5 Signs It Makes Sense to Keep Renting Instead of Buying

own vs. rent

own vs. rent

Let's face it, you're tired of moving. What's the point anyway? The rent is always too damn high, and it gets worse with every new lease you sign. And even if you do find a great place, it simply isn't your own to do with as you wish. Then there's the inescapably frustrating fact: You're helping pay your landlord's mortgage and not your own. Maybe you're just ready for your own house.

But are you ready for a mortgage?

Even if you've been paying rent like a champ for years, taking on a mortgage is a whole different beast. Here are some warning signs that you should probably keep renting -- at least for a while.

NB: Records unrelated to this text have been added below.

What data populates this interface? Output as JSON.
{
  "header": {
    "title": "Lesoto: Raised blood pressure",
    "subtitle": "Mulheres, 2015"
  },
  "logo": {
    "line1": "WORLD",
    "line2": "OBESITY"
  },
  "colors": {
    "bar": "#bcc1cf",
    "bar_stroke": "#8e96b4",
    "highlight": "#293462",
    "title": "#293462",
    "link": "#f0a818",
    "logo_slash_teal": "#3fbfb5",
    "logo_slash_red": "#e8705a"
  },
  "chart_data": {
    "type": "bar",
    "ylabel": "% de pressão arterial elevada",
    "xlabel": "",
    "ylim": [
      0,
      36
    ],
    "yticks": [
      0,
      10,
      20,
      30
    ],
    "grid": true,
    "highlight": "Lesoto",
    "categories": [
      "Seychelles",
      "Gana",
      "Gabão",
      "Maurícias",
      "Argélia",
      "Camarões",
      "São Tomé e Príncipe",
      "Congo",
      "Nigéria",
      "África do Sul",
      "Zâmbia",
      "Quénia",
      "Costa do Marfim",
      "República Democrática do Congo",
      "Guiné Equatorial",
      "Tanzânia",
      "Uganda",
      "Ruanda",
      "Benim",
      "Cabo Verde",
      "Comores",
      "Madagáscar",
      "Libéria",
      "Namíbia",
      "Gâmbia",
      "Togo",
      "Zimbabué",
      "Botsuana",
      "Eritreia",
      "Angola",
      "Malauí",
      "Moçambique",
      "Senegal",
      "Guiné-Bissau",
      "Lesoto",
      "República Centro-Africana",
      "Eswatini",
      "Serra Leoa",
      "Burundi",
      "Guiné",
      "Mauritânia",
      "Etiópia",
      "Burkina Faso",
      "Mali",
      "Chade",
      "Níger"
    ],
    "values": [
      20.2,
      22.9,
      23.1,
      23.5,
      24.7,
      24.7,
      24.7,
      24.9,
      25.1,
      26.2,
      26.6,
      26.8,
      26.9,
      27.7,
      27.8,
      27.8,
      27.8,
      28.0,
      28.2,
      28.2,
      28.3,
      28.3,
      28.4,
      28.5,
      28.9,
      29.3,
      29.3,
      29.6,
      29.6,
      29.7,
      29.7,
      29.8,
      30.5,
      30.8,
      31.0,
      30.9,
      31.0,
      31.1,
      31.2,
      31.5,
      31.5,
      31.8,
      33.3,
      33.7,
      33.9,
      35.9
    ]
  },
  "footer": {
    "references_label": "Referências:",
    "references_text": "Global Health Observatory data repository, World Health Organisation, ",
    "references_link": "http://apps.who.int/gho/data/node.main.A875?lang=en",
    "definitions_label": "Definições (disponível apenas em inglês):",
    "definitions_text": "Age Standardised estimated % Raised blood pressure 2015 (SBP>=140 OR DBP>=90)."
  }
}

1. You recently switched jobs

If you've just started a new job, switched career paths, or been working sporadically for a while now, your employment history might set off some very loud warning bells with any potential lender.

"Lenders prefer to see that a home buyer has two years of stable employment in the same industry -- unless the home buyer is just out of college, which carries special circumstances," says Ginger Wilcox, chief industry officer at the mortgage marketplace Sindeo.

2. You're still building your savings

Saving for a down payment is tough. Nowadays you may not have to put down 20% of the home purchase price. But you'll still pay private mortgage insurance. And while you may be eligible for down payment assistance, you'll need to show you've got some savings in the bank -- and then some.

If you're emptying your bank account to make a down payment, you can be sure lenders are going to raise an eyebrow. And who can blame them?

"They like to see savings, as nothing or little saved provides no cushion in the event of an emergency," Wilcox says.

3. Your bills are high

If you're carrying a boatload of credit card debt, paying off a personal loan, or still trying to work down those pesky Tesla payments, you may very well have trouble qualifying for a decent home loan. Lenders look at your debt-to-income ratio when deciding whether to approve your loan and how much you qualify for -- and trust us, everything adds up.

Say, for example, each month you have a $400 car payment and $250 student loan payment, and you pay $100 toward credit card debt. If you're looking at a $1,500 monthly mortgage payment on top of all that, your monthly debt is sitting at $2,250. So if you're banking $4,500 a month, your debt-to-income ratio is 50%.

In fact, having a high debt-to-income ratio may knock you out of the running for a mortgage altogether. The highest debt-to-income ratio you can have for a qualified mortgage is 43%, according to the Consumer Financial Protection Bureau.

4. Your credit isn't stellar

The credit scores you see online will be a bit different from what lenders sees (they use their own credit scoring system), but they will give you a good idea of where you're at. Reality No. 1: You don't need a perfect 850 to get a mortgage. Reality No. 2: The higher your score, the better off you are.

Still, different loan programs and lenders will take lower credit scores -- as low as 580 to qualify for an FHA loan and 640 to qualify for conventional.

"The most powerful way consumers can boost their credit score is to improve how they use their credit cards," Wilcox says. That means the following:

  • Pay down your credit card debt
  • Pay all your bills on time
  • Keep your oldest accounts open and in good standing
  • Don't take on new debt


Plan on working that program for several months to see a significant boost.

5. The timing just isn't right

Wanting a house is one thing -- a great thing, in fact! But being ready for a house is another. Even if you're financially ready, there may be things in your life that need sorting first.

"Not only do home buyers have to look for whether or not they can qualify for a loan, they need to look at other areas of their personal and financial life to determine if buying now is the right decision for them," Wilcox says. "If making mortgage payments is going to take away a lifestyle they enjoy, cause too much stress to stay in a job they hate, or further stress an unstable relationship with a co-signee, perhaps it is better to come up with a homeownership strategy now to find the balance in the future."

Before you start hitting up lenders, ask yourself if a mortgage is going to change your life for the better. Because, after all, that's the whole idea.